Но все же встреча с Пермью стала для Кальпиди прежде всего источником самопознания и сопротивления, его лирический пафос изначально определился как пафос героический. Поэтому главный мотив отношения к Перми – борьба и соперничество, поединок. В стихотворении «Взгляд», где раскрывается понимание творчества как драматического диалога-поединка с миром, именно Пермь выступает персонифицированным выражением злоумышленной враждебности мира. Здесь сюжет нехитрой детской игры – кто кого пересмотрит – развертывается в метафору героического поединка с ускользающим и принимающим личину за личиной чудовищем. Напомним мифологическую семантику взгляда: Василиск, Горгона.

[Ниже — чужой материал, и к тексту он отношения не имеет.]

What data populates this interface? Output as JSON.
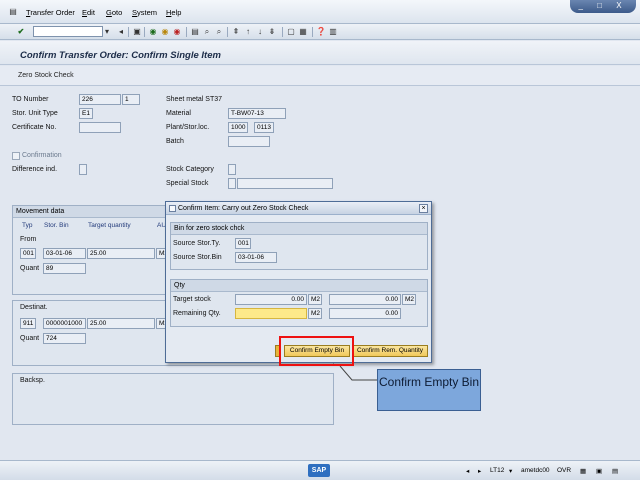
{
  "menu": [
    "Transfer Order",
    "Edit",
    "Goto",
    "System",
    "Help"
  ],
  "window_controls": "_ □ X",
  "title": "Confirm Transfer Order: Confirm Single Item",
  "app_toolbar": {
    "zero_stock_check": "Zero Stock Check"
  },
  "header": {
    "to_number_label": "TO Number",
    "to_number": "226",
    "to_item": "1",
    "stor_unit_type_label": "Stor. Unit Type",
    "stor_unit_type": "E1",
    "certificate_label": "Certificate No.",
    "material_desc": "Sheet metal ST37",
    "material_label": "Material",
    "material": "T-BW07-13",
    "plant_label": "Plant/Stor.loc.",
    "plant": "1000",
    "stor_loc": "0113",
    "batch_label": "Batch",
    "confirmation_label": "Confirmation",
    "difference_label": "Difference ind.",
    "stock_category_label": "Stock Category",
    "special_stock_label": "Special Stock"
  },
  "movement": {
    "title": "Movement data",
    "columns": [
      "Typ",
      "Stor. Bin",
      "Target quantity",
      "AU"
    ],
    "from_label": "From",
    "from_typ": "001",
    "from_bin": "03-01-06",
    "from_qty": "25.00",
    "from_unit": "M2",
    "from_quant_label": "Quant",
    "from_quant": "89",
    "dest_label": "Destinat.",
    "dest_typ": "911",
    "dest_bin": "0000001000",
    "dest_qty": "25.00",
    "dest_unit": "M2",
    "dest_quant_label": "Quant",
    "dest_quant": "724",
    "backsp_label": "Backsp."
  },
  "dialog": {
    "title": "Confirm Item: Carry out Zero Stock Check",
    "bin_group": "Bin for zero stock chck",
    "source_type_label": "Source Stor.Ty.",
    "source_type": "001",
    "source_bin_label": "Source Stor.Bin",
    "source_bin": "03-01-06",
    "qty_group": "Qty",
    "target_stock_label": "Target stock",
    "target_stock": "0.00",
    "target_unit": "M2",
    "target_stock2": "0.00",
    "target_unit2": "M2",
    "remaining_label": "Remaining Qty.",
    "remaining_unit": "M2",
    "remaining2": "0.00",
    "btn_confirm_empty": "Confirm Empty Bin",
    "btn_confirm_rem": "Confirm Rem. Quantity"
  },
  "callout": "Confirm Empty Bin",
  "status": {
    "tcode": "LT12",
    "user": "ametdc00",
    "mode": "OVR",
    "sap": "SAP"
  }
}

Пермь, посмотри на меня! Кто из нас более зряч?
Каждый дождливый четверг мир обновляет себя:
строится новый каркас, но архитектор – циркач:
очень похоже на дождь или начало дождя.
Взгляд как бы дышит: на вздох он забирает предмет,
выдох в пространство срыгнет трехмерно оплавленный лом.
Стала слезою листва, ибо сведенный на нет
лес уже восемь минут стянут петлистым зрачком.
Яблоком глаза надкушена в полном комплекте весна
вместе с пчелой, одуревшей в душном дурмане перги.
Глаз, студенистый до дна, но не имеющий дна,
топит в себе, как щенят, все – от пчелы до Перми.
То, что всплывет до утра, станет премьерою дня,
но навернется четверг, и завершится сезон.
Взгляд возвратится ко мне, но не застанет меня.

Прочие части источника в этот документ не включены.